Terror accused joined police service
THE brother of an Islamic State terrorist, now himself charged with terrorism offences, joined the Queensland Police Service in a major security breach.
Alaa Adam Atwani, 27, joined the police service in 2017 but failed to disclose his family connection to the terror group.
He is now charged with supplying video-editing software to a relative, understood to be his brother Samir Atwani, when he was working in Islamic State's "media unit".
Police allege the offence took place between October 25 and November 3, 2014, and he sent the Sony Vegas video-editing software to IS from Punchbowl in Sydney.
Atwani, charged with one count of attempting to provide support to a terrorist organisation, appeared in Richlands Magistrates Court before the matter was adjourned today.
He did not apply for bail and was remanded in custody until his next appearance on June 21.
The maximum penalty for this offence is 25 years' imprisonment.

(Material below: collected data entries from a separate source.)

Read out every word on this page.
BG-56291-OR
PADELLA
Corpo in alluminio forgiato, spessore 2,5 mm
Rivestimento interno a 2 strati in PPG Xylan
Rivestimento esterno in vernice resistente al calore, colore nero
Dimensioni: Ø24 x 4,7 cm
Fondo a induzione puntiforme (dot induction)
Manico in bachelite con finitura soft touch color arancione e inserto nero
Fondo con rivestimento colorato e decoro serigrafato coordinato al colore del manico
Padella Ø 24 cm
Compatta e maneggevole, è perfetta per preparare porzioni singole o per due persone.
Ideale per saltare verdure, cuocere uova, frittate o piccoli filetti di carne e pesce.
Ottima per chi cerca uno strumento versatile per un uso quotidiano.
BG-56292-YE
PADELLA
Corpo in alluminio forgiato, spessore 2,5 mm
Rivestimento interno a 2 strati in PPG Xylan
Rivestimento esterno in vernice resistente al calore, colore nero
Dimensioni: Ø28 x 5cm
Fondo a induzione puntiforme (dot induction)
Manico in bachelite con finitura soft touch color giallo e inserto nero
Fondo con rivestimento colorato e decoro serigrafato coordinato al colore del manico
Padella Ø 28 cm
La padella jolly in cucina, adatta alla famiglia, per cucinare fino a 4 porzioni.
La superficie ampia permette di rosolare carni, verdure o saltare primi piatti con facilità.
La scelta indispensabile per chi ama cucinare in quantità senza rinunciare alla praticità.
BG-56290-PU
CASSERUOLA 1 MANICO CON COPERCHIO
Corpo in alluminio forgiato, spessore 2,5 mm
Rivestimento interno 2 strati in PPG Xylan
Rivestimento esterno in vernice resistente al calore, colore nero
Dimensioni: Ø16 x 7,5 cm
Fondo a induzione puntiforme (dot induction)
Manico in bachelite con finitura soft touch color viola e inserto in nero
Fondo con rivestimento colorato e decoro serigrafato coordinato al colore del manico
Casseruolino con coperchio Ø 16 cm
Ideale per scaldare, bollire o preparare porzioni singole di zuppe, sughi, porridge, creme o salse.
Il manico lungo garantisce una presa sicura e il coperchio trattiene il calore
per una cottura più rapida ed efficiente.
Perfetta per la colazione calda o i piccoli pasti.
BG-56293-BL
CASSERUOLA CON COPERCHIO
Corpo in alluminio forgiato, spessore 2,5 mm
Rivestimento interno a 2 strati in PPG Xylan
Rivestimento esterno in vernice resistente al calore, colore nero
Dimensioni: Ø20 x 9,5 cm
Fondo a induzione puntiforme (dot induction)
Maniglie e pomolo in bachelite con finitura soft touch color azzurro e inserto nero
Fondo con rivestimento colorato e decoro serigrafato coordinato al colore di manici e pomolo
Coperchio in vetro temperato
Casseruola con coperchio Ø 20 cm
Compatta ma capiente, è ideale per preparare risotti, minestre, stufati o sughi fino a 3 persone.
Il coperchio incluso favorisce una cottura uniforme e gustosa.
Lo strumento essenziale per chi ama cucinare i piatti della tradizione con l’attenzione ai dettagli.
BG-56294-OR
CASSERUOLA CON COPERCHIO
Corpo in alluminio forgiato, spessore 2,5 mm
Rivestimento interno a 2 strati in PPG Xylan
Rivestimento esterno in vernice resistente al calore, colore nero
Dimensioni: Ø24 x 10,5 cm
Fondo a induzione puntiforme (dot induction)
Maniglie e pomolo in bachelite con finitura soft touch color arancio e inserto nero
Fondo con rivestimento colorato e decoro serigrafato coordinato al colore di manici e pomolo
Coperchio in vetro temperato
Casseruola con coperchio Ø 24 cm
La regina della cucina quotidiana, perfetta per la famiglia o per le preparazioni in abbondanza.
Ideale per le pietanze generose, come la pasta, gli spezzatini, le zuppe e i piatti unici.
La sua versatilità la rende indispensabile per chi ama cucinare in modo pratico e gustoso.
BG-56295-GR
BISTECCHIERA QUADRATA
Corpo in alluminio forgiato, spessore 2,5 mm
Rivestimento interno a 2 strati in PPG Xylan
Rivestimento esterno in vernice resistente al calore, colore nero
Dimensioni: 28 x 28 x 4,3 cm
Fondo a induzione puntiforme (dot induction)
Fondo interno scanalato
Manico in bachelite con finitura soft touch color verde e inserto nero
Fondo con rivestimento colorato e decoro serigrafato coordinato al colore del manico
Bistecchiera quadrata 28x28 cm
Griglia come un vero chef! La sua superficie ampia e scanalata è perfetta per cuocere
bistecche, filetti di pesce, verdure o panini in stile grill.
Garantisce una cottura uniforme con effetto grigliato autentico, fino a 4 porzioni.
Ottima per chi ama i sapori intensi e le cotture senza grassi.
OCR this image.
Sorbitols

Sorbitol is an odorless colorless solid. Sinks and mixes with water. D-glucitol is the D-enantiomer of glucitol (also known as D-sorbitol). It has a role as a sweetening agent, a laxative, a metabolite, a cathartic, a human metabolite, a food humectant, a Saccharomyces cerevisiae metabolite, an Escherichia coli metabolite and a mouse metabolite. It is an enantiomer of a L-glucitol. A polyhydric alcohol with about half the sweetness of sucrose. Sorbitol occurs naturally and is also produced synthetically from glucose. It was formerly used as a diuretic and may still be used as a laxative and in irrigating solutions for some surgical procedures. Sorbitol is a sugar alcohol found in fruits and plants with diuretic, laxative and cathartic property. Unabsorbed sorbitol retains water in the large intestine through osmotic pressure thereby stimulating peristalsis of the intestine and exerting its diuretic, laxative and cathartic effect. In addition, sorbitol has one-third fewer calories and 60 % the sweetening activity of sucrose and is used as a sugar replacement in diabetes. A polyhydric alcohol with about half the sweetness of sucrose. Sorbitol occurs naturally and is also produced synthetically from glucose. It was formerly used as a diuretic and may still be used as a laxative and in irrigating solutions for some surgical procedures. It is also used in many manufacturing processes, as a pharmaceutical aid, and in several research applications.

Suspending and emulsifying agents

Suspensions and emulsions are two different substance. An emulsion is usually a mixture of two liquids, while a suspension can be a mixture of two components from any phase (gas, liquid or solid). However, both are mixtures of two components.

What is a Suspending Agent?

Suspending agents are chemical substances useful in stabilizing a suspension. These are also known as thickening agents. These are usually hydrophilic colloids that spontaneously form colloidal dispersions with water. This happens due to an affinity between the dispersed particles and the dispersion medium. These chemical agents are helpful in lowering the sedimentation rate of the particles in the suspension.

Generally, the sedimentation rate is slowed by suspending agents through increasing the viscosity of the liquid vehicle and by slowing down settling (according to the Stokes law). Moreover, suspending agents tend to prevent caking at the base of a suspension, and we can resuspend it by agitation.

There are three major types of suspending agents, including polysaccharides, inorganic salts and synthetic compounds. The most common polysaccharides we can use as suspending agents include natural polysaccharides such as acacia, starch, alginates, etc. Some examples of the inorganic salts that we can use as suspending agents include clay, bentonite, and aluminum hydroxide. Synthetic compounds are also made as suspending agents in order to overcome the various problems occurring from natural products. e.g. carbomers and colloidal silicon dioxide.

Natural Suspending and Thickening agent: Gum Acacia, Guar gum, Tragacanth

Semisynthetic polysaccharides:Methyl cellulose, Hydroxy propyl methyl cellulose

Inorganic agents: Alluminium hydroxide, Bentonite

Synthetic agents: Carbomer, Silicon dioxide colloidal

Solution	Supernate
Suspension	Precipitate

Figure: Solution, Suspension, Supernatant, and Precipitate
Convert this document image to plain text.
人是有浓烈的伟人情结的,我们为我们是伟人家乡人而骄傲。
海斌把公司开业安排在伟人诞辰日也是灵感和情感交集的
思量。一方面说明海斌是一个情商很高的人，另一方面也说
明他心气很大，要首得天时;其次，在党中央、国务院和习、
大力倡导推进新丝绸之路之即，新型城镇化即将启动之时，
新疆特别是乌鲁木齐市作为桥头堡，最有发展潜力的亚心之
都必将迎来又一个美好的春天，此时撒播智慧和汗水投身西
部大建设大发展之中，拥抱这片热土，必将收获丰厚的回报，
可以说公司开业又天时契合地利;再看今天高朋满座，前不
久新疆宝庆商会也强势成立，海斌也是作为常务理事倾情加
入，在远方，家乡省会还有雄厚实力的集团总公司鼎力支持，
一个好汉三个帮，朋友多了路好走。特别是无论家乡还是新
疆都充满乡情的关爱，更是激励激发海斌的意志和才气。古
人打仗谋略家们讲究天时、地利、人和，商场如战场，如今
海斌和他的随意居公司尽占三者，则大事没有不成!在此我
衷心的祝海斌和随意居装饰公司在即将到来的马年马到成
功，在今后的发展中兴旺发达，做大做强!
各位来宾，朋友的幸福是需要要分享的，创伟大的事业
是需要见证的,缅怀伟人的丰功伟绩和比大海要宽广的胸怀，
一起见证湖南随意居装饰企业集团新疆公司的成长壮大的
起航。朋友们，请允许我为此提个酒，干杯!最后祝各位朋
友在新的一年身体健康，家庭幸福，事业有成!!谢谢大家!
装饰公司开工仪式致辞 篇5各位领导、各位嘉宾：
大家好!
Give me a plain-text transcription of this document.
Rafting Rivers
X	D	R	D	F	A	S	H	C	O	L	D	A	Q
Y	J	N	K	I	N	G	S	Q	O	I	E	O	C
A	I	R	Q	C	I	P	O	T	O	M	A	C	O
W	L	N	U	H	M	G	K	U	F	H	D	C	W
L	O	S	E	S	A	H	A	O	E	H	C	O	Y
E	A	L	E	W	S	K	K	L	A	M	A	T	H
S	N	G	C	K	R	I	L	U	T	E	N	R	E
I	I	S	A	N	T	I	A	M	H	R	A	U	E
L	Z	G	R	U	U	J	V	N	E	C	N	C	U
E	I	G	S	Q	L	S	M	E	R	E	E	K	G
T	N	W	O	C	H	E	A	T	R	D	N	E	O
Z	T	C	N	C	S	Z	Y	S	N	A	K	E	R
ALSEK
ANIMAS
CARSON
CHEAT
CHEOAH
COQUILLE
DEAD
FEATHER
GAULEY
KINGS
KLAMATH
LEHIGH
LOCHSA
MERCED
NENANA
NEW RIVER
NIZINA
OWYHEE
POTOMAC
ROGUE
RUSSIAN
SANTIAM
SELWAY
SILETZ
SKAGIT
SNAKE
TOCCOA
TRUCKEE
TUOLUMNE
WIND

Samir fled Australia for Syria to join IS in 2014, where he worked in the media unit which distributes propaganda for the terror group online.
He was the 2013 dux of Canterbury Boys High in southwest Sydney, a school attended by former prime minister John Howard.
He received a $2000 government prize while at the school.
He is described as having advance video editing and production skills.
Samir's family left NSW and relocated to Queensland before Adam tried to join Queensland police in 2017.
It is unclear how he passed through rigorous background checks before entering the recruitment phase.
However The Courier-Mail understands he lied - or did not inform them - about his brother when joining.
When confronted by authorities, including Commonwealth agencies, he was given a notice to show cause and resigned.
It's understood a further investigation of the incident led to the charge.
When asked if there were concerns he joined the service, a spokeswoman said QPS employed a point-in-time integrity vetting process which includes background checks and applicants disclosing wide-ranging relevant information.
"Failure to disclose relevant information may result in the termination of a recruit's contract," the spokesman said,.
Australian Federal Police national manager (counterterrorism) Assistant Commissioner Ian McCartney said police would allege the support the man provided "was tangible and would directly assist a terrorist organisation with its objectives".
There was no threat to the community in Queensland as a result of this investigation.
In Algester, in Brisbane's south, a neighbour of Atwani's said he had met the accused on a number of occasions in passing, and was shocked to learn of his arrest.
"Yes, I'm surprised," neighbour Darran Singh said of the arrest.
"It's a really peaceful and quiet area, so it's a little bit shocking to be honest."
Another neighbour, who would only identify himself as Baz, said he witnessed two carloads of detectives conduct a dawn arrest of Atwani.
"All I know was there were two carloads of them and that's when I went inside," Baz said.
"It was about 5am."
In nearby Woodridge, neighbours of Atwani's parents were shocked to learn of the charges, saying the unit complex was always quiet.